I decided to search the web for articles and blogs about and from pastor's wives to seek wisdom and to realize I am not alone! and hopefully find a way to break through this silly cycle! Here are some things I found:
"In some places, God and our husbands may be our only confidants. Staying in touch with long-distance friends via phone or e-mail can help."
45% of pastor's wives do not have a close friend.
"When people introduce me, they ALWAYS say, 'This is my pastor's wife.' That is the kiss of death." --- I've even introduced myself as a wife of a pastor, because I am proud of him and what he does but I never realized the effect it could have on my relationships. Now I will never hide this but interesting thought!
"The biggest woe that Pastor's wives have is loneliness."
"One of the hardest things to deal with is despite the fact you're surrounded by people on Sundays and Wednesday nights, you feel completely and utterly alone."
"The Pastor's wife wasn't called to be a pastor, just to love one."
"In the early days of ministry, I'd go to church alone and walk around in a bubble of self-doubt and self-consciousness.Who will talk to me? What do they think of me? Am I good enough? Am I doing the right things? I cringe to think of the opportunities I missed to hear from God and encourage others to come out of their own bubbles of self-doubt."
I found soooo much more. Did you know 80% of pastor's wives feel unappreciated?

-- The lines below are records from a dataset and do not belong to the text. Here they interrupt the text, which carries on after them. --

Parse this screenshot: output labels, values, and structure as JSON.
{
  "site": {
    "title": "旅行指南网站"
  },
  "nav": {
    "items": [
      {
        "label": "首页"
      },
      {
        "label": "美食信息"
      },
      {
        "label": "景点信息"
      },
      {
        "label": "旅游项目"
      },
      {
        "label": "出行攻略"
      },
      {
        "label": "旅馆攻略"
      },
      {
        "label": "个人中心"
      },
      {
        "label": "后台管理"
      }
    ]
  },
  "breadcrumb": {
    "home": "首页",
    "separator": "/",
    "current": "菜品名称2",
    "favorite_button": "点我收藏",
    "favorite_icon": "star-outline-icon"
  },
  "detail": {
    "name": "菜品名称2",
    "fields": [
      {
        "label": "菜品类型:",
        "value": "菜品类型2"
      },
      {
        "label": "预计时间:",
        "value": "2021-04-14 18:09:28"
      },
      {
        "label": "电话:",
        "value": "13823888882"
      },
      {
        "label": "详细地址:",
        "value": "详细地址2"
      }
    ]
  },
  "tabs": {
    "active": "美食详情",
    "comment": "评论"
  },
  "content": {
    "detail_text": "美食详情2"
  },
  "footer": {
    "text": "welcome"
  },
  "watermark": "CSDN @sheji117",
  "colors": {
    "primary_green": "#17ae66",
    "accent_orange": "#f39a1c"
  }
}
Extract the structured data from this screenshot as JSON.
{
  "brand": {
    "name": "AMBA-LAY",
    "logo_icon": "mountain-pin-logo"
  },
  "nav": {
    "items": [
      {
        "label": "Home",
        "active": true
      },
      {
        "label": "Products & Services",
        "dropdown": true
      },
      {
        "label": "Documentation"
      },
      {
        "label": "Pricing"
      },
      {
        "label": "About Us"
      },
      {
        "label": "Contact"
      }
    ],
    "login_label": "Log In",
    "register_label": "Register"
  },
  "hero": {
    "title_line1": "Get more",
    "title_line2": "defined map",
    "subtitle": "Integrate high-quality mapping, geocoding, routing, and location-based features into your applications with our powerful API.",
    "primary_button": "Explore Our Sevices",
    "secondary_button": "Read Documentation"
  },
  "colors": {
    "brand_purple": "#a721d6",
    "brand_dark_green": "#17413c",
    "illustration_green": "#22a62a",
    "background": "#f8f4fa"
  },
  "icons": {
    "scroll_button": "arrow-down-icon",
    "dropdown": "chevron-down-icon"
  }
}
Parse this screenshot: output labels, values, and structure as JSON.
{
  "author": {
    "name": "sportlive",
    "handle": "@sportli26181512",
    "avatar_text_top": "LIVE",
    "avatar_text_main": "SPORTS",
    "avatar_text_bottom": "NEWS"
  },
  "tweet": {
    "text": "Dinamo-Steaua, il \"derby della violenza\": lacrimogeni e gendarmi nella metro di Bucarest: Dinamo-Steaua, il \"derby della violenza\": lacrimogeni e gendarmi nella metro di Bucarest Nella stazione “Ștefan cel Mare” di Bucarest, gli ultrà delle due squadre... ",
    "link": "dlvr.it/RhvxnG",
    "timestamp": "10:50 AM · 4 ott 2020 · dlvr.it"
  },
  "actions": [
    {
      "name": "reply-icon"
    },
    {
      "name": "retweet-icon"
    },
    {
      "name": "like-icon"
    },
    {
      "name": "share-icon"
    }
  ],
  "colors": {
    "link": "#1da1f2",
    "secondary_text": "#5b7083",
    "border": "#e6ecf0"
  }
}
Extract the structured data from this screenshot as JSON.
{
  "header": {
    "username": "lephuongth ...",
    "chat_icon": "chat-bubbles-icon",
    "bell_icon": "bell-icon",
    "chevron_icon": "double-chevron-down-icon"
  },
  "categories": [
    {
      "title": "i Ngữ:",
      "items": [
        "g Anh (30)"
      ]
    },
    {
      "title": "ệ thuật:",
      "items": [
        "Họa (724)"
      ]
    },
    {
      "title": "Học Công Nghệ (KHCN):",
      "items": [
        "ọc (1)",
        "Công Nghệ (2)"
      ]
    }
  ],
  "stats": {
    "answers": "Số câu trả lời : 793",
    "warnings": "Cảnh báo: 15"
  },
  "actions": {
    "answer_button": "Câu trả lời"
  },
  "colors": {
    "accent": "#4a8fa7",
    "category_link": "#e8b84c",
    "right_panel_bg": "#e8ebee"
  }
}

Do you know how high the standards are for pastor's wives? ... But I really wanted to keep this post about the struggle on my heart. FRIENDSHIP and LONELINESS
I do not say any of this to ask for a pity party I say it mostly for myself. To gain encouragement and confidence. But also to ask for prayer. I read on one of the blogs speaking to pastor's wives - pray for a friend and then have patience.
I would LOVE to hear from you on your experiences as a pastor's wife, or of your pastor's wife, or just your experience in dealing with any of this!!!
Thanks for letting me open up and share what's on my heart.